Şimdi binlerce insanın hayatı söz konusu!
Elbette, Türkiye’nin vicdan sahibi insanları bölge halkının sorunlarını paylaşmak üzere ellerinden gelen yardımı yapacak, desteği vereceklerdir. Ama devletin neler yapacağı depremzedelerin ve bölge insanının geleceği için belirleyici bir rol oynayacaktır.
Van Erciş (Wan Ercîş) depremi, bölgenin halkını dehşet verici bir felaket ile karşı karşıya bıraktı. Bu satırların yazıldığı saatlerde henüz ölü ve yaralı sayıları yeni yeni gelmeye başlamıştı. Ama bölgeden gelen haberler Erciş’te korkunç bir yıkım yaşandığını, Van ve çevresinin de bu sarsıntıdan payını aldığını gösteriyor. Ölü ve yaralı sayısı muhtemelen binlerle sayılacak. Yalnızca Erciş’te 80 bin dolayında insan yaşıyor. Van’ın kent nüfusu ise 400 bin dolayındadır. Şimdi enkazın altındaki bu binlerce, belki de on binlerce insanın aranmasından, kurtarılmasından, yeniden yaşama döndürülmesinden, kimsenin aç açıkta bırakılmamasından daha önemli bir şey yok. İnsanlık bugün sınanıyor.
Bölge halkına yitirdikleri yakınları için baş sağlığı, uğradıkları büyük hasar için de dayanışma duyguları iletiyoruz.
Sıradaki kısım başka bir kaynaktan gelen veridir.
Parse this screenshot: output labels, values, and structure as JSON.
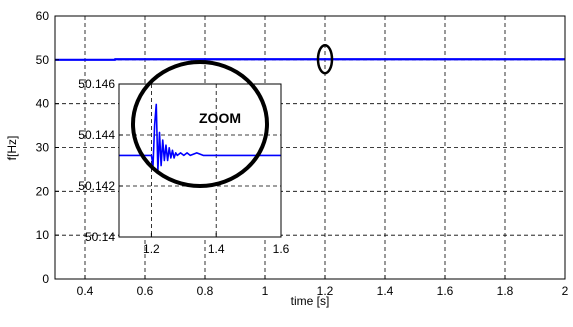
{
  "chart_data": [
    {
      "type": "line",
      "title": "",
      "xlabel": "time [s]",
      "ylabel": "f[Hz]",
      "xlim": [
        0.3,
        2.0
      ],
      "ylim": [
        0,
        60
      ],
      "xticks": [
        "0.4",
        "0.6",
        "0.8",
        "1",
        "1.2",
        "1.4",
        "1.6",
        "1.8",
        "2"
      ],
      "xtick_values": [
        0.4,
        0.6,
        0.8,
        1.0,
        1.2,
        1.4,
        1.6,
        1.8,
        2.0
      ],
      "yticks": [
        "0",
        "10",
        "20",
        "30",
        "40",
        "50",
        "60"
      ],
      "ytick_values": [
        0,
        10,
        20,
        30,
        40,
        50,
        60
      ],
      "grid": true,
      "series": [
        {
          "color": "#0000ff",
          "x": [
            0.3,
            0.5,
            0.5,
            2.0
          ],
          "y": [
            50.0,
            50.0,
            50.14,
            50.14
          ]
        }
      ],
      "annotation": {
        "shape": "ellipse",
        "x": 1.2,
        "y": 50.14
      }
    },
    {
      "type": "line",
      "title": "",
      "label": "ZOOM",
      "xlim": [
        1.1,
        1.6
      ],
      "ylim": [
        50.14,
        50.146
      ],
      "xticks": [
        "1.2",
        "1.4",
        "1.6"
      ],
      "xtick_values": [
        1.2,
        1.4,
        1.6
      ],
      "yticks": [
        "50.14",
        "50.142",
        "50.144",
        "50.146"
      ],
      "ytick_values": [
        50.14,
        50.142,
        50.144,
        50.146
      ],
      "grid": true,
      "series": [
        {
          "color": "#0000ff",
          "x": [
            1.1,
            1.2,
            1.205,
            1.21,
            1.215,
            1.22,
            1.225,
            1.23,
            1.235,
            1.24,
            1.245,
            1.25,
            1.255,
            1.26,
            1.265,
            1.27,
            1.275,
            1.28,
            1.29,
            1.3,
            1.31,
            1.32,
            1.34,
            1.36,
            1.6
          ],
          "y": [
            50.1432,
            50.1432,
            50.1428,
            50.1444,
            50.1452,
            50.1426,
            50.1441,
            50.1428,
            50.1438,
            50.143,
            50.1436,
            50.143,
            50.1435,
            50.1431,
            50.1434,
            50.1431,
            50.1433,
            50.1432,
            50.1433,
            50.1432,
            50.1433,
            50.1432,
            50.1433,
            50.1432,
            50.1432
          ]
        }
      ]
    }
  ]
}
Elbette, Türkiye’nin dayanışma ve kardeşliği savunan bütün örgüt, kurum ve kişileri, bölgedeki yardım ve destek faaliyetlerine gözlerini kırpmadan katılacaklardır. Elbette, Türkiye’nin vicdan sahibi insanları bölge halkının sorunlarını paylaşmak üzere ellerinden gelen yardımı yapacak, desteği vereceklerdir.
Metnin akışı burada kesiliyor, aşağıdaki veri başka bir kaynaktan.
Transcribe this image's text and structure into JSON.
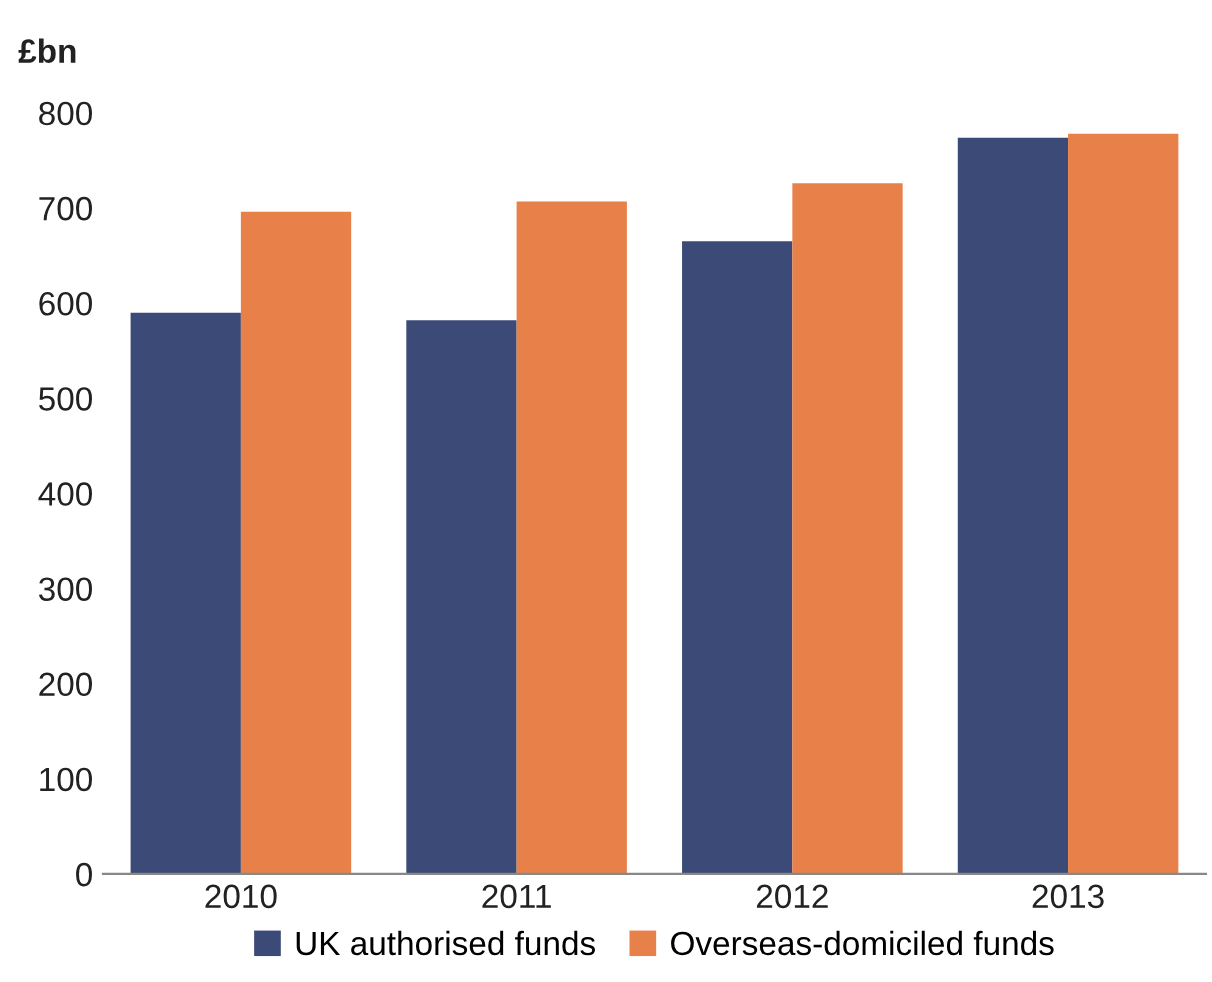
{
  "chart_data": {
    "type": "bar",
    "ylabel": "£bn",
    "categories": [
      "2010",
      "2011",
      "2012",
      "2013"
    ],
    "series": [
      {
        "name": "UK authorised funds",
        "color": "#3b4a76",
        "values": [
          590,
          582,
          665,
          774
        ]
      },
      {
        "name": "Overseas-domiciled funds",
        "color": "#e8804a",
        "values": [
          696,
          707,
          726,
          778
        ]
      }
    ],
    "ylim": [
      0,
      800
    ],
    "yticks": [
      0,
      100,
      200,
      300,
      400,
      500,
      600,
      700,
      800
    ],
    "grid": false,
    "legend": "bottom"
  }
}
Ama devletin neler yapacağı depremzedelerin ve bölge insanının geleceği için belirleyici bir rol oynayacaktır. Devlet, her şeyden önce son günlerde sürdürdüğü kapsamlı askeri operasyonları derhal durdurmalı, sınır ötesinde ne kadar askeri birlik varsa geri çekmelidir. Savaşın zehirlediği bir ortam arama kurtarma faaliyetlerini de son derecede güçleştirecektir.
İkincisi, Ermenistan ve İran sınırları derhal açılmalıdır. Van’a Erzurum’dan, Malatya’dan, Ankara’dan yardım gitmesinden, yaralıların Türkiye’nin bu ve başka kentlerindeki hastanelere sevk edilmesinden çok daha kolay ve sağlıklı olanı, bu ülkeler yardımdan kaçınmadıkları takdirde onların olanaklarının da kullanılmasıdır. İran şimdiden yardım vaad etmiştir. Sınırlar açılmalı, yaralılardan, refakatçilerden ve tabii sağlıkçılardan pasaport sorulmadan bu ülke olanakları insan hayatını kurtarmak için seferber edilmelidir.
Nihayet, devlet bütün arama kurtarma, tedavi, barınma, koruma, gıda sağlama vb. faaliyetlerinde yerel yönetimlerle işbirliği ve koordinasyon içinde çalışmalı, ister gönüllü kuruluşlar, ister sendikalar, ister siyasi partiler olsun Kürt halkının örgütlerinin bütün bu faaliyetlere boylu boyunca girmesine karşı engelleyici bir tutumdan titizlikle kaçınmalıdır. Bölge halkının nabzını esas tutabilecek olan, yerel seçimlerde oylarıyla başa getirdikleri belediye yönetimleridir. Bölge halkının ihtiyaçlarını en yakından bilebilecek ve öğrenebilecek olan, yaşam tarzını en iyi tanıyan belediyelerdir. Bütün destek yerel yönetimlerin katkısıyla yönlendirilmelidir. Siyasi nedenlerle engelleme kesinlikle yapılmamalıdır.
Gün, binlerce insanı o karanlık cehennemden çıkarıp alma, hayata kavuşturma, on binleri,yüz binleri açlıktan, açıktan, soğuktan koruma, yaralarını sarma günüdür! Gün bölgenin halkı ile dayanışma günüdür!